The jackies greeted the effort with a howl of delight; then all joined in with a shout that brought people from their beds to the flat roofs of their houses, from which they peered down wonderingly on the strange procession.
"But true and bright from morn till night my home will be,
And all so neat and snug and sweet, for Jack at sea;
And Nancy's face to bless the place, and welcome me;
Yeo ho, lads, ho! Yeo ho!
"The bo's'n pipes the watch below,
Yeo ho, lads, ho! Yeo ho! Yeow!"
The song ended in a roar of laughter that was taken up from the housetops, running down the narrow street like a wave at sea.
At that moment the bluejackets were nearing the bazaar of the Nubian with whom Sam Hickey had had the trouble. For some reason Sam's donkey was taken with a sudden attack of the sulks. Sam prodded the beast and yelled at him; donkey boys punched the animal with their fingers to stir him up, but still the animal refused to move.
"Twist his tail," suggested a shipmate jeeringly.

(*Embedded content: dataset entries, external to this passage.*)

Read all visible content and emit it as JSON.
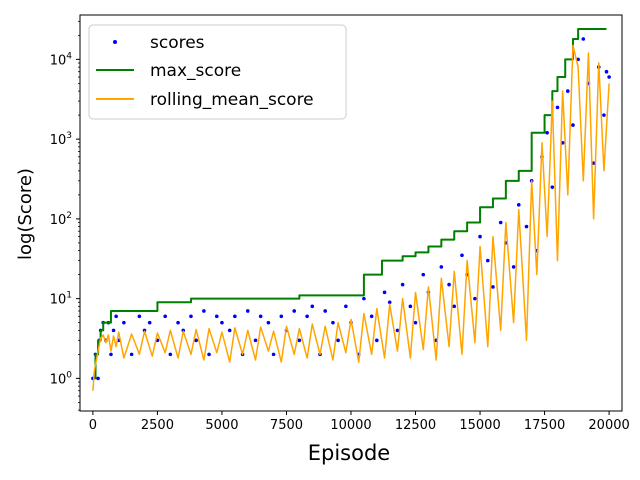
{
  "chart_data": {
    "type": "line",
    "xlabel": "Episode",
    "ylabel": "log(Score)",
    "xlim": [
      -500,
      20500
    ],
    "ylim": [
      0.39,
      36000
    ],
    "yscale": "log",
    "grid": false,
    "legend_position": "top-left",
    "x_ticks": [
      0,
      2500,
      5000,
      7500,
      10000,
      12500,
      15000,
      17500,
      20000
    ],
    "x_tick_labels": [
      "0",
      "2500",
      "5000",
      "7500",
      "10000",
      "12500",
      "15000",
      "17500",
      "20000"
    ],
    "y_ticks": [
      1,
      10,
      100,
      1000,
      10000
    ],
    "y_tick_labels": [
      {
        "base": "10",
        "exp": "0"
      },
      {
        "base": "10",
        "exp": "1"
      },
      {
        "base": "10",
        "exp": "2"
      },
      {
        "base": "10",
        "exp": "3"
      },
      {
        "base": "10",
        "exp": "4"
      }
    ],
    "series": [
      {
        "name": "scores",
        "style": "scatter",
        "color": "#0000ff",
        "x": [
          0,
          100,
          200,
          250,
          300,
          400,
          500,
          600,
          700,
          800,
          900,
          1000,
          1200,
          1500,
          1800,
          2000,
          2200,
          2500,
          2800,
          3000,
          3300,
          3500,
          3800,
          4000,
          4300,
          4500,
          4800,
          5000,
          5300,
          5500,
          5800,
          6000,
          6300,
          6500,
          6800,
          7000,
          7300,
          7500,
          7800,
          8000,
          8300,
          8500,
          8800,
          9000,
          9300,
          9500,
          9800,
          10000,
          10300,
          10500,
          10800,
          11000,
          11300,
          11500,
          11800,
          12000,
          12300,
          12500,
          12800,
          13000,
          13300,
          13500,
          13800,
          14000,
          14300,
          14500,
          14800,
          15000,
          15300,
          15500,
          15800,
          16000,
          16300,
          16500,
          16800,
          17000,
          17200,
          17400,
          17600,
          17800,
          18000,
          18200,
          18400,
          18600,
          18800,
          19000,
          19200,
          19400,
          19600,
          19800,
          19900,
          20000
        ],
        "values": [
          1,
          2,
          1,
          3,
          4,
          5,
          3,
          5,
          2,
          4,
          6,
          3,
          5,
          2,
          6,
          4,
          5,
          3,
          6,
          2,
          5,
          4,
          6,
          3,
          7,
          2,
          6,
          5,
          4,
          6,
          2,
          7,
          3,
          6,
          5,
          2,
          6,
          4,
          7,
          3,
          6,
          8,
          2,
          7,
          5,
          3,
          8,
          5,
          2,
          10,
          6,
          3,
          12,
          9,
          4,
          15,
          8,
          5,
          20,
          12,
          3,
          25,
          15,
          8,
          35,
          20,
          10,
          60,
          30,
          14,
          90,
          50,
          25,
          150,
          80,
          300,
          40,
          600,
          1200,
          250,
          2500,
          900,
          4000,
          1500,
          10000,
          18000,
          5000,
          500,
          8000,
          2000,
          7000,
          6000
        ]
      },
      {
        "name": "max_score",
        "style": "line",
        "color": "#008000",
        "x": [
          0,
          100,
          200,
          300,
          400,
          700,
          1200,
          1800,
          2500,
          3800,
          5000,
          6200,
          7500,
          8000,
          9000,
          10000,
          10500,
          11000,
          11200,
          11500,
          12000,
          12500,
          13000,
          13500,
          14000,
          14500,
          15000,
          15500,
          16000,
          16500,
          17000,
          17500,
          17800,
          18000,
          18300,
          18600,
          18800,
          19000,
          19900
        ],
        "values": [
          1,
          2,
          3,
          4,
          5,
          7,
          7,
          7,
          9,
          10,
          10,
          10,
          10,
          11,
          11,
          11,
          20,
          20,
          30,
          30,
          34,
          38,
          45,
          55,
          70,
          90,
          140,
          180,
          300,
          400,
          1200,
          2000,
          4000,
          6000,
          10000,
          18000,
          24000,
          24000,
          24000
        ]
      },
      {
        "name": "rolling_mean_score",
        "style": "line",
        "color": "#ffa500",
        "x": [
          0,
          50,
          100,
          200,
          300,
          400,
          500,
          600,
          700,
          800,
          900,
          1000,
          1200,
          1500,
          1800,
          2000,
          2300,
          2500,
          2800,
          3000,
          3300,
          3500,
          3800,
          4000,
          4300,
          4500,
          4800,
          5000,
          5300,
          5500,
          5800,
          6000,
          6300,
          6500,
          6800,
          7000,
          7300,
          7500,
          7800,
          8000,
          8300,
          8500,
          8800,
          9000,
          9300,
          9500,
          9800,
          10000,
          10300,
          10500,
          10800,
          11000,
          11300,
          11500,
          11800,
          12000,
          12300,
          12500,
          12800,
          13000,
          13300,
          13500,
          13800,
          14000,
          14300,
          14500,
          14800,
          15000,
          15300,
          15500,
          15800,
          16000,
          16300,
          16500,
          16800,
          17000,
          17200,
          17400,
          17600,
          17800,
          18000,
          18200,
          18400,
          18600,
          18800,
          19000,
          19200,
          19400,
          19600,
          19800,
          20000
        ],
        "values": [
          0.7,
          1.2,
          1.5,
          2.2,
          3.2,
          3.5,
          2.8,
          3.5,
          2.2,
          3.4,
          2.5,
          3.8,
          1.8,
          3.6,
          2.0,
          3.9,
          1.9,
          3.7,
          2.1,
          4.0,
          1.8,
          3.9,
          2.0,
          4.1,
          1.7,
          4.2,
          2.1,
          3.8,
          1.6,
          4.3,
          2.0,
          4.0,
          1.7,
          4.4,
          2.2,
          3.9,
          1.6,
          4.5,
          2.0,
          4.2,
          1.8,
          4.8,
          2.0,
          4.5,
          1.7,
          5.0,
          2.1,
          5.5,
          1.6,
          6.5,
          2.0,
          7.5,
          1.8,
          8.5,
          2.2,
          10,
          1.8,
          12,
          2.3,
          14,
          1.7,
          18,
          2.5,
          22,
          2.0,
          30,
          2.8,
          45,
          2.5,
          60,
          4,
          90,
          5,
          130,
          3,
          300,
          20,
          900,
          60,
          3000,
          30,
          4000,
          200,
          15000,
          8000,
          300,
          12000,
          100,
          9000,
          400,
          5000
        ]
      }
    ]
  }
}
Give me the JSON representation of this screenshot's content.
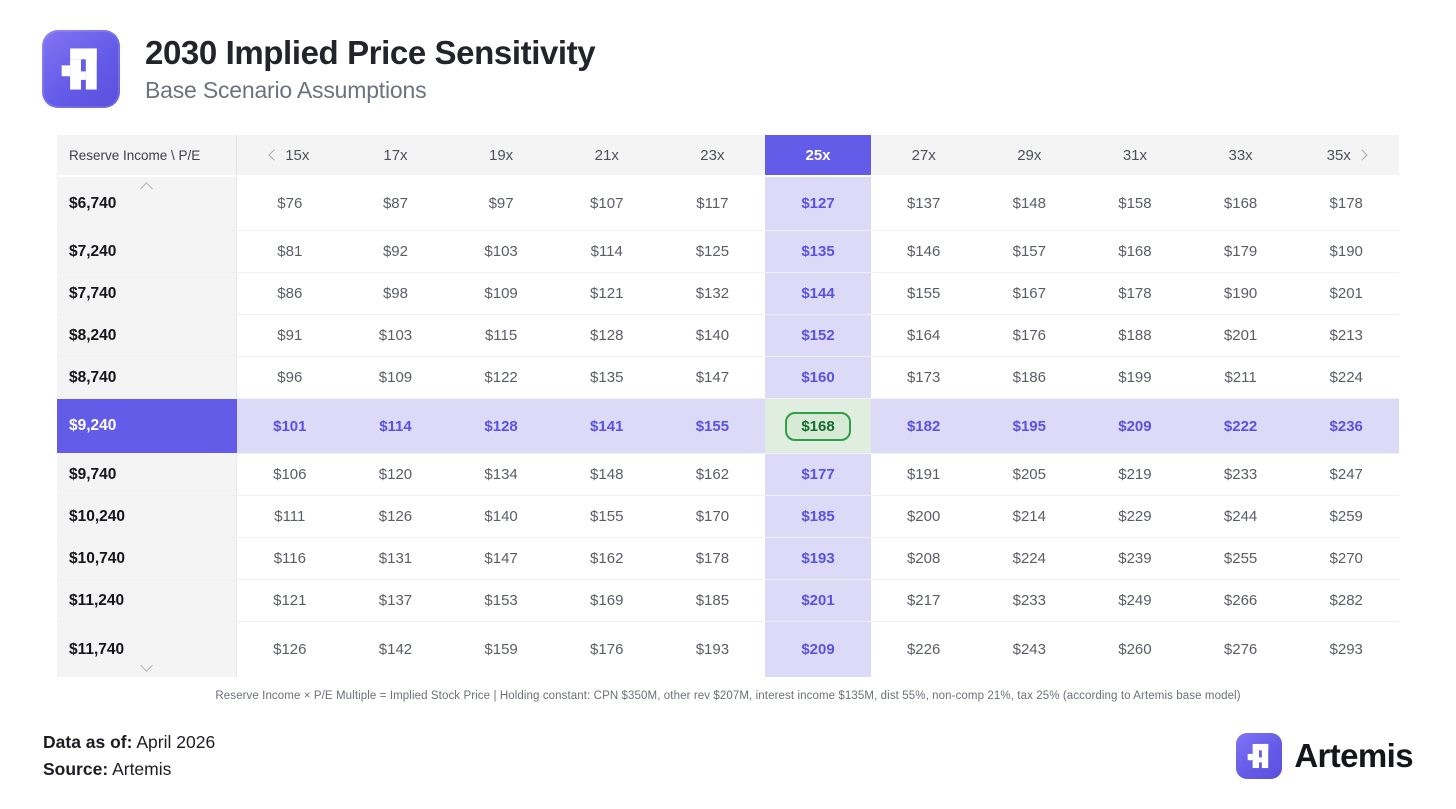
{
  "header": {
    "title": "2030 Implied Price Sensitivity",
    "subtitle": "Base Scenario Assumptions"
  },
  "chart_data": {
    "type": "table",
    "title": "2030 Implied Price Sensitivity",
    "subtitle": "Base Scenario Assumptions",
    "corner_label": "Reserve Income \\ P/E",
    "x_header": "P/E Multiple",
    "y_header": "Reserve Income",
    "columns": [
      "15x",
      "17x",
      "19x",
      "21x",
      "23x",
      "25x",
      "27x",
      "29x",
      "31x",
      "33x",
      "35x"
    ],
    "rows": [
      {
        "label": "$6,740",
        "values": [
          "$76",
          "$87",
          "$97",
          "$107",
          "$117",
          "$127",
          "$137",
          "$148",
          "$158",
          "$168",
          "$178"
        ]
      },
      {
        "label": "$7,240",
        "values": [
          "$81",
          "$92",
          "$103",
          "$114",
          "$125",
          "$135",
          "$146",
          "$157",
          "$168",
          "$179",
          "$190"
        ]
      },
      {
        "label": "$7,740",
        "values": [
          "$86",
          "$98",
          "$109",
          "$121",
          "$132",
          "$144",
          "$155",
          "$167",
          "$178",
          "$190",
          "$201"
        ]
      },
      {
        "label": "$8,240",
        "values": [
          "$91",
          "$103",
          "$115",
          "$128",
          "$140",
          "$152",
          "$164",
          "$176",
          "$188",
          "$201",
          "$213"
        ]
      },
      {
        "label": "$8,740",
        "values": [
          "$96",
          "$109",
          "$122",
          "$135",
          "$147",
          "$160",
          "$173",
          "$186",
          "$199",
          "$211",
          "$224"
        ]
      },
      {
        "label": "$9,240",
        "values": [
          "$101",
          "$114",
          "$128",
          "$141",
          "$155",
          "$168",
          "$182",
          "$195",
          "$209",
          "$222",
          "$236"
        ]
      },
      {
        "label": "$9,740",
        "values": [
          "$106",
          "$120",
          "$134",
          "$148",
          "$162",
          "$177",
          "$191",
          "$205",
          "$219",
          "$233",
          "$247"
        ]
      },
      {
        "label": "$10,240",
        "values": [
          "$111",
          "$126",
          "$140",
          "$155",
          "$170",
          "$185",
          "$200",
          "$214",
          "$229",
          "$244",
          "$259"
        ]
      },
      {
        "label": "$10,740",
        "values": [
          "$116",
          "$131",
          "$147",
          "$162",
          "$178",
          "$193",
          "$208",
          "$224",
          "$239",
          "$255",
          "$270"
        ]
      },
      {
        "label": "$11,240",
        "values": [
          "$121",
          "$137",
          "$153",
          "$169",
          "$185",
          "$201",
          "$217",
          "$233",
          "$249",
          "$266",
          "$282"
        ]
      },
      {
        "label": "$11,740",
        "values": [
          "$126",
          "$142",
          "$159",
          "$176",
          "$193",
          "$209",
          "$226",
          "$243",
          "$260",
          "$276",
          "$293"
        ]
      }
    ],
    "highlight": {
      "column": "25x",
      "row": "$9,240",
      "cell_value": "$168"
    },
    "note": "Reserve Income × P/E Multiple = Implied Stock Price | Holding constant: CPN $350M, other rev $207M, interest income $135M, dist 55%, non-comp 21%, tax 25% (according to Artemis base model)"
  },
  "footnote": "Reserve Income × P/E Multiple = Implied Stock Price | Holding constant: CPN $350M, other rev $207M, interest income $135M, dist 55%, non-comp 21%, tax 25% (according to Artemis base model)",
  "footer": {
    "data_as_of_label": "Data as of:",
    "data_as_of_value": "April 2026",
    "source_label": "Source:",
    "source_value": "Artemis",
    "brand_name": "Artemis"
  },
  "icons": {
    "chevron_left_icon": "css-chevron-shape",
    "chevron_right_icon": "css-chevron-shape",
    "chevron_up_icon": "css-chevron-shape",
    "chevron_down_icon": "css-chevron-shape",
    "artemis_logo_icon": "pixel-A-mark"
  },
  "colors": {
    "accent_purple": "#635CE8",
    "highlight_bg": "#DDDAF8",
    "highlight_text": "#5A52E0",
    "green_bg": "#DFEEDE",
    "green_pill_bg": "#D6EAD6",
    "green_border": "#2F9E46",
    "green_text": "#156C2E"
  }
}
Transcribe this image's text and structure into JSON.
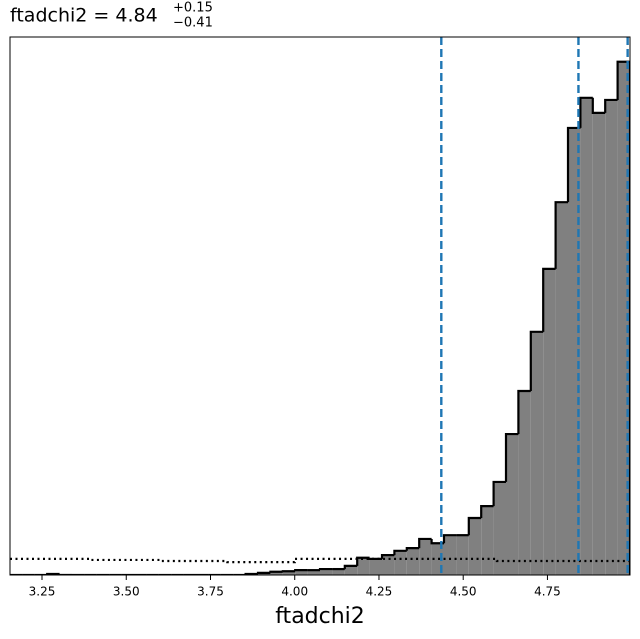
{
  "chart_data": {
    "type": "histogram",
    "title": "ftadchi2 = 4.84",
    "title_superscript": "+0.15",
    "title_subscript": "−0.41",
    "x_label": "ftadchi2",
    "bins": [
      3.155,
      3.1918,
      3.2286,
      3.2654,
      3.3022,
      3.339,
      3.3758,
      3.4126,
      3.4494,
      3.4862,
      3.523,
      3.5598,
      3.5966,
      3.6334,
      3.6702,
      3.707,
      3.7438,
      3.7806,
      3.8174,
      3.8542,
      3.891,
      3.9278,
      3.9646,
      4.0014,
      4.0382,
      4.075,
      4.1118,
      4.1486,
      4.1854,
      4.2222,
      4.259,
      4.2958,
      4.3326,
      4.3694,
      4.4062,
      4.443,
      4.4798,
      4.5166,
      4.5534,
      4.5902,
      4.627,
      4.6638,
      4.7006,
      4.7374,
      4.7742,
      4.811,
      4.8478,
      4.8846,
      4.9214,
      4.9582,
      4.995
    ],
    "counts": [
      0,
      0,
      0,
      0.2,
      0,
      0,
      0,
      0,
      0,
      0,
      0,
      0,
      0,
      0,
      0,
      0,
      0,
      0,
      0,
      0.2,
      0.4,
      0.6,
      0.7,
      0.9,
      0.9,
      1.1,
      1.1,
      1.7,
      3.2,
      3.0,
      3.7,
      4.5,
      5.0,
      6.7,
      5.9,
      7.4,
      7.4,
      10.6,
      12.8,
      17.3,
      26.2,
      34.2,
      45.2,
      56.9,
      69.3,
      83.1,
      88.7,
      85.9,
      88.3,
      95.4
    ],
    "color": "#808080",
    "edgecolor": "#000000",
    "prior": {
      "x": [
        3.155,
        3.39,
        3.39,
        3.6,
        3.6,
        3.8,
        3.8,
        4.0,
        4.0,
        4.6,
        4.6,
        4.995
      ],
      "values": [
        3.0,
        3.0,
        2.8,
        2.8,
        2.6,
        2.6,
        2.4,
        2.4,
        3.0,
        3.0,
        2.6,
        2.6
      ],
      "color": "#000000"
    },
    "vlines": {
      "values": [
        4.435,
        4.842,
        4.988
      ],
      "color": "#1f77b4"
    },
    "xlim": [
      3.155,
      4.995
    ],
    "ylim": [
      0,
      100
    ],
    "xticks": [
      3.25,
      {
        "value": 3.5,
        "label": "3.50"
      },
      3.75,
      {
        "value": 4,
        "label": "4.00"
      },
      4.25,
      {
        "value": 4.5,
        "label": "4.50"
      },
      4.75
    ]
  }
}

Hickey accepted the suggestion. Half turning, he grasped the beast's tail, giving it a violent twist.
"Hee—hee—hee-h-a-w—he-e-e-e-e," protested the donkey.
The jackies shouted.
"You better get a new horn for your automobile, red-head," jeered a shipmate.
"The one he has would make a good siren for the battleship," added another.
Hickey was having too much trouble, about this time, to give heed to the jeers of his companions. The lazy donkey had all at once taken matters into his own hoofs. These hoofs were flying in all directions. With every kick the circle about the Battleship Boy and his mount widened.
"I'm going to fall off. Somebody catch me!" yelled Sam.
Dan Davis, though fairly doubled up with laughter, sprang from his donkey and ran to Sam's assistance. He did not fear that Sam would be harmed, but he saw that, with every kick, the animal was getting nearer and nearer to the bazaar.
"Hang on, Sam!" encouraged his companions.
"Sprinkle some salt on the donkey's tail," suggested another.
Dan leaped to the donkey's head.
Instantly the animal whirled. Dan, seeing what was about to occur, threw himself forward just as the hind hoofs of the animal shot out, the boy falling against the donkey's legs and hips.
The Battleship Boy was lifted right up into the air. He landed in a heap some fifteen feet away.
The jackies yelled themselves hoarse, while Dan got up, rubbing himself and grinning sheepishly.
A crash at that instant attracted their attention to the bazaar. Mr. Donkey, with the red-headed boy's arms wrapped about its neck, had bolted into the bazaar.